Date 20 February 2008

Of all bonds issued by Dutch special purpose vehicles (SPVs) only 35% changed hands during 2007. Whether transactions in a bond took place in a certain month, is shown by the availability of a quotation for that bond in that month. During 2007, prices were quoted for only 696 of the 2,004 SPV bonds in at least one month.

Chart Numbers of SPV bonds traded during a particular month in 2007

SPVs are legal entities created, in many cases, by banks for the 'securitisation' of certain financial assets (such as mortgage loans or corporate loans). In a securitisation, the original lender transfers its ownership rights to a set of loans to the dedicated SPV. In order to finance the transfer, the SPV issues several bonds, known as 'tranches', decreasing in size and increasing in credit risk.

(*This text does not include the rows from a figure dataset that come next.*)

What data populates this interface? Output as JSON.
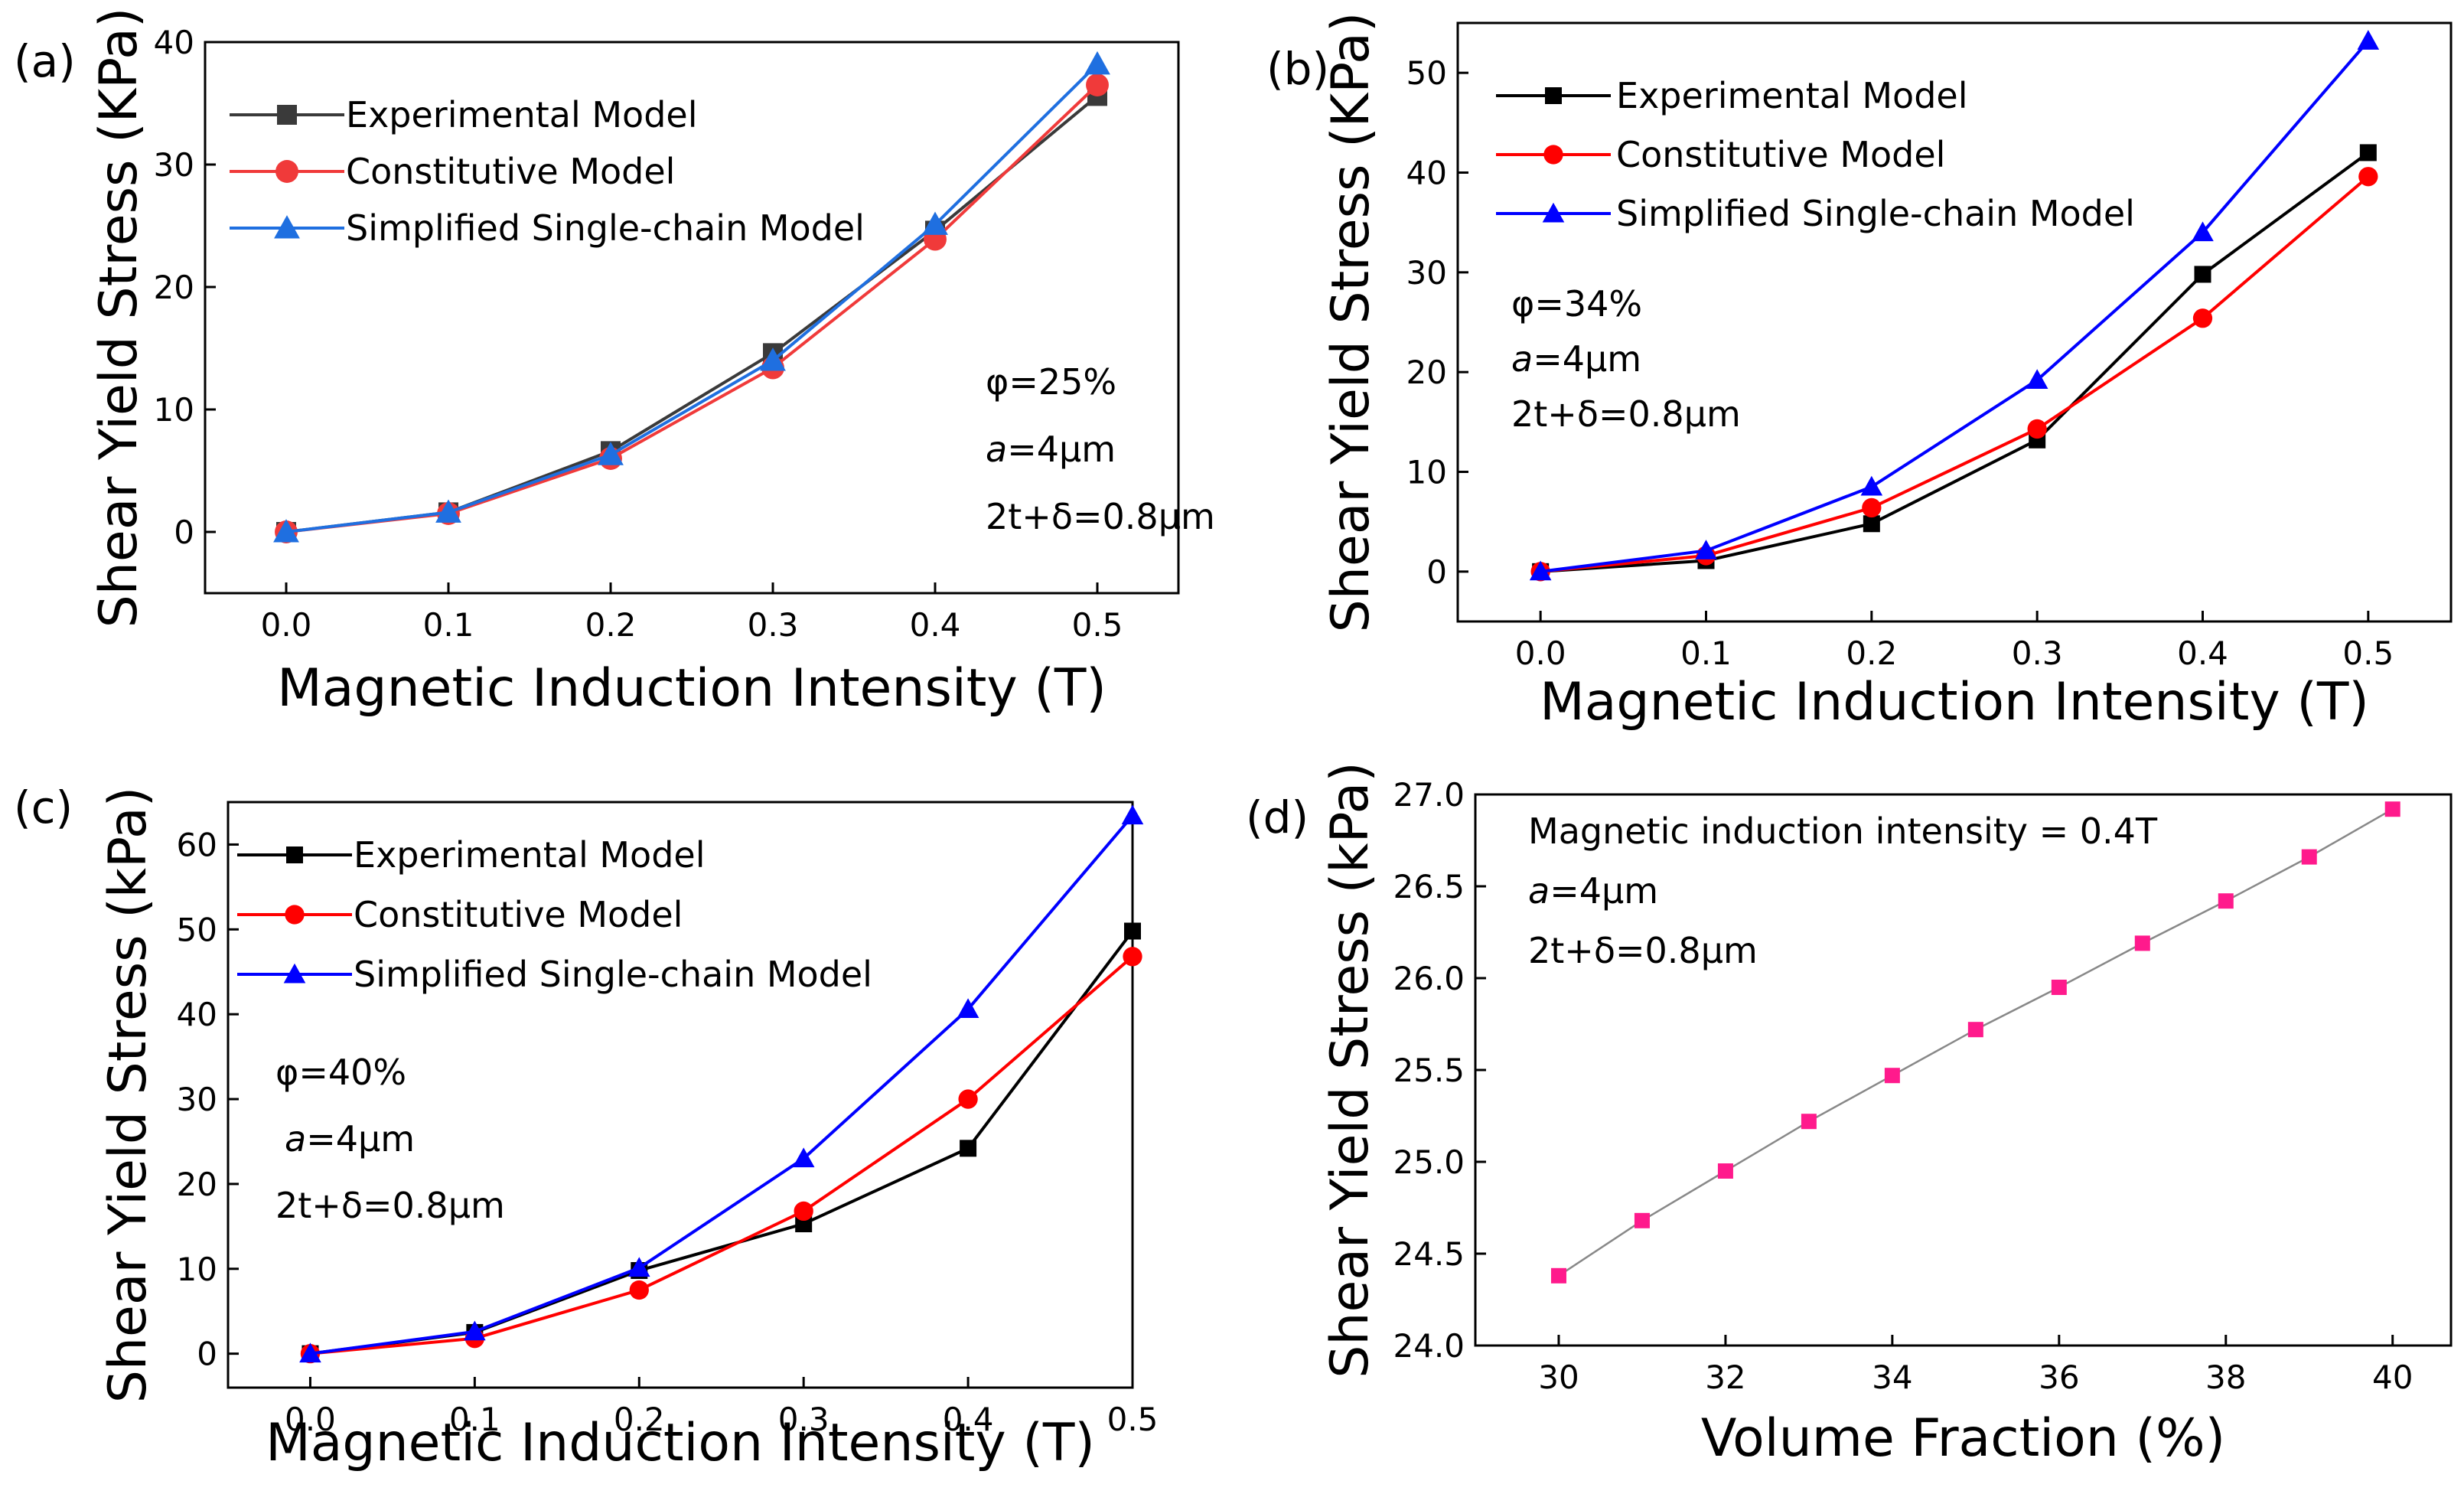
{
  "colors": {
    "experimental": "#000000",
    "constitutive": "#ff0000",
    "simplified": "#0000ff",
    "simplified_light": "#1f6fe0",
    "experimental_gray": "#3a3a3a",
    "constitutive_light": "#f03a3a",
    "volume": "#ff1a8c",
    "volume_line": "#888888"
  },
  "chart_data": [
    {
      "id": "a",
      "panel_label": "(a)",
      "type": "line",
      "xlabel": "Magnetic Induction Intensity (T)",
      "ylabel": "Shear Yield Stress (KPa)",
      "x": [
        0.0,
        0.1,
        0.2,
        0.3,
        0.4,
        0.5
      ],
      "x_tick_labels": [
        "0.0",
        "0.1",
        "0.2",
        "0.3",
        "0.4",
        "0.5"
      ],
      "xlim": [
        -0.05,
        0.55
      ],
      "ylim": [
        -5,
        40
      ],
      "y_ticks": [
        0,
        10,
        20,
        30,
        40
      ],
      "legend_position": "top-left",
      "series": [
        {
          "name": "Experimental Model",
          "marker": "square",
          "color_key": "experimental_gray",
          "values": [
            0.0,
            1.6,
            6.6,
            14.6,
            24.6,
            35.6
          ]
        },
        {
          "name": "Constitutive Model",
          "marker": "circle",
          "color_key": "constitutive_light",
          "values": [
            0.0,
            1.5,
            6.0,
            13.4,
            23.9,
            36.5
          ]
        },
        {
          "name": "Simplified Single-chain Model",
          "marker": "triangle",
          "color_key": "simplified_light",
          "values": [
            0.0,
            1.6,
            6.3,
            14.0,
            25.1,
            38.2
          ]
        }
      ],
      "annotations": [
        {
          "text": "φ=25%"
        },
        {
          "text": "a=4μm",
          "italic_prefix": "a"
        },
        {
          "text": "2t+δ=0.8μm"
        }
      ]
    },
    {
      "id": "b",
      "panel_label": "(b)",
      "type": "line",
      "xlabel": "Magnetic Induction Intensity (T)",
      "ylabel": "Shear Yield Stress (KPa)",
      "x": [
        0.0,
        0.1,
        0.2,
        0.3,
        0.4,
        0.5
      ],
      "x_tick_labels": [
        "0.0",
        "0.1",
        "0.2",
        "0.3",
        "0.4",
        "0.5"
      ],
      "xlim": [
        -0.05,
        0.55
      ],
      "ylim": [
        -5,
        55
      ],
      "y_ticks": [
        0,
        10,
        20,
        30,
        40,
        50
      ],
      "legend_position": "top-left",
      "series": [
        {
          "name": "Experimental Model",
          "marker": "square",
          "color_key": "experimental",
          "values": [
            0.0,
            1.1,
            4.8,
            13.2,
            29.8,
            42.0
          ]
        },
        {
          "name": "Constitutive Model",
          "marker": "circle",
          "color_key": "constitutive",
          "values": [
            0.0,
            1.6,
            6.4,
            14.3,
            25.4,
            39.6
          ]
        },
        {
          "name": "Simplified Single-chain Model",
          "marker": "triangle",
          "color_key": "simplified",
          "values": [
            0.0,
            2.1,
            8.5,
            19.2,
            34.0,
            53.2
          ]
        }
      ],
      "annotations": [
        {
          "text": "φ=34%"
        },
        {
          "text": "a=4μm",
          "italic_prefix": "a"
        },
        {
          "text": "2t+δ=0.8μm"
        }
      ]
    },
    {
      "id": "c",
      "panel_label": "(c)",
      "type": "line",
      "xlabel": "Magnetic Induction Intensity (T)",
      "ylabel": "Shear Yield Stress (kPa)",
      "x": [
        0.0,
        0.1,
        0.2,
        0.3,
        0.4,
        0.5
      ],
      "x_tick_labels": [
        "0.0",
        "0.1",
        "0.2",
        "0.3",
        "0.4",
        "0.5"
      ],
      "xlim": [
        -0.05,
        0.5
      ],
      "ylim": [
        -4,
        65
      ],
      "y_ticks": [
        0,
        10,
        20,
        30,
        40,
        50,
        60
      ],
      "legend_position": "top-left",
      "series": [
        {
          "name": "Experimental Model",
          "marker": "square",
          "color_key": "experimental",
          "values": [
            0.0,
            2.5,
            9.8,
            15.3,
            24.2,
            49.8
          ]
        },
        {
          "name": "Constitutive Model",
          "marker": "circle",
          "color_key": "constitutive",
          "values": [
            0.0,
            1.8,
            7.5,
            16.8,
            30.0,
            46.8
          ]
        },
        {
          "name": "Simplified Single-chain Model",
          "marker": "triangle",
          "color_key": "simplified",
          "values": [
            0.0,
            2.6,
            10.1,
            23.0,
            40.6,
            63.4
          ]
        }
      ],
      "annotations": [
        {
          "text": "φ=40%"
        },
        {
          "text": "a=4μm",
          "italic_prefix": "a"
        },
        {
          "text": "2t+δ=0.8μm"
        }
      ]
    },
    {
      "id": "d",
      "panel_label": "(d)",
      "type": "line",
      "xlabel": "Volume Fraction (%)",
      "ylabel": "Shear Yield Stress (kPa)",
      "x": [
        30,
        31,
        32,
        33,
        34,
        35,
        36,
        37,
        38,
        39,
        40
      ],
      "x_ticks": [
        30,
        32,
        34,
        36,
        38,
        40
      ],
      "x_tick_labels": [
        "30",
        "32",
        "34",
        "36",
        "38",
        "40"
      ],
      "xlim": [
        29,
        40.7
      ],
      "ylim": [
        24.0,
        27.0
      ],
      "y_ticks": [
        24.0,
        24.5,
        25.0,
        25.5,
        26.0,
        26.5,
        27.0
      ],
      "y_tick_labels": [
        "24.0",
        "24.5",
        "25.0",
        "25.5",
        "26.0",
        "26.5",
        "27.0"
      ],
      "series": [
        {
          "name": "Shear Yield Stress",
          "marker": "square",
          "color_key": "volume",
          "line_color_key": "volume_line",
          "values": [
            24.38,
            24.68,
            24.95,
            25.22,
            25.47,
            25.72,
            25.95,
            26.19,
            26.42,
            26.66,
            26.92
          ]
        }
      ],
      "annotations": [
        {
          "text": "Magnetic induction intensity = 0.4T"
        },
        {
          "text": "a=4μm",
          "italic_prefix": "a"
        },
        {
          "text": "2t+δ=0.8μm"
        }
      ]
    }
  ]
}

By removing the financial assets from its balance sheet, the bank can put the capital it held to comply with solvability requirements, to other uses. The lack of quotations is generally explained from the fact that the originating banks often bought back the SPV bonds and included them in their own portfolios. The bonds may then be used, for instance, as collateral for credit raised from the European System of Central Banks.

Considered by amounts outstanding rather than numbers, the percentage of quoted SPV bonds rises to 71%. This is because the largest tranches of bond issues (i.e. EUR 50 million or over), with the lowest credit risk, were traded more frequently than the smaller tranches. Most trades took place in the month of October, soon after the start of the turmoil on the financial markets. In that month, 372 of these bonds changed hands at least once. In the preceding months, the number hardly exceeded 150. November and December, finally, were unusually calm. The month of October also deviated strongly from the surrounding months in that many smaller tranches were traded then.